Some of the big themes of 2017 were around the levels of government debt and its impact on future generations. For too long, government debt discussions have been based on Government Finance Statistics (GFS) such as System of National Accounts 2008 or European System of National and Regional Accounts 2010. These figures don’t pick up all long term liabilities found in GAAP compliant financial statements such as public sector employee pensions and provisions.
However, even GAAP compliant financial statements do not currently reflect all of the obligations that governments will most likely have to honour. One big missing chunk are social benefit liabilities.

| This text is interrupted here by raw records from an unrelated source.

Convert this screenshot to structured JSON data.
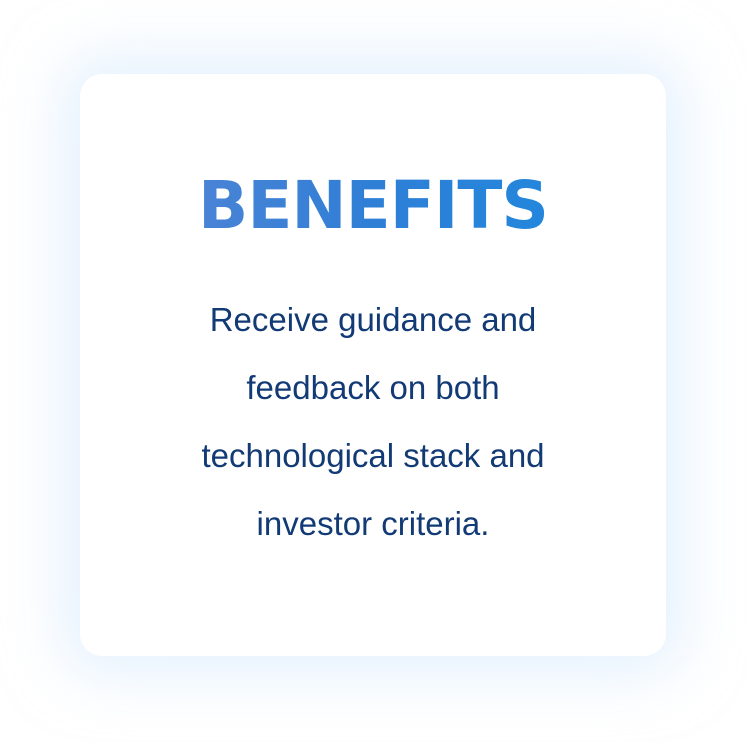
{
  "card": {
    "title": "BENEFITS",
    "description_lines": [
      "Receive guidance and",
      "feedback on both",
      "technological stack and",
      "investor criteria."
    ]
  },
  "colors": {
    "title_gradient_start": "#5b86d6",
    "title_gradient_end": "#1a8be0",
    "body_text": "#123a74",
    "card_glow": "#cde6fc"
  }
}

In the UK, social benefit expenditure is the government’s biggest outgoing, having paid out over £220 billion in 2015-16 (source WGA). [The biggest category within social benefits is the state pension - £91.5 billion or 41% of total social benefits expenditure.]
The good news is that the International Public Sector Accounting Standards Board (IPSASB) are currently consulting on a draft social benefits standard (https://www.ifac.org/publications-resources/exposure-draft-63-social-benefits). Opinions on recognition and measurement have always been very diverse but putting a sensible marker down and issuing the standard will be a huge step forward. It should provide really valuable information on the viability of government policies and allow stakeholders to make better-informed decisions.
It is time that government financial reporting got to grips with this issue and whilst the social benefits standard may well evolve over time, it looks like IPSASB are on the brink of making an initial breakthrough.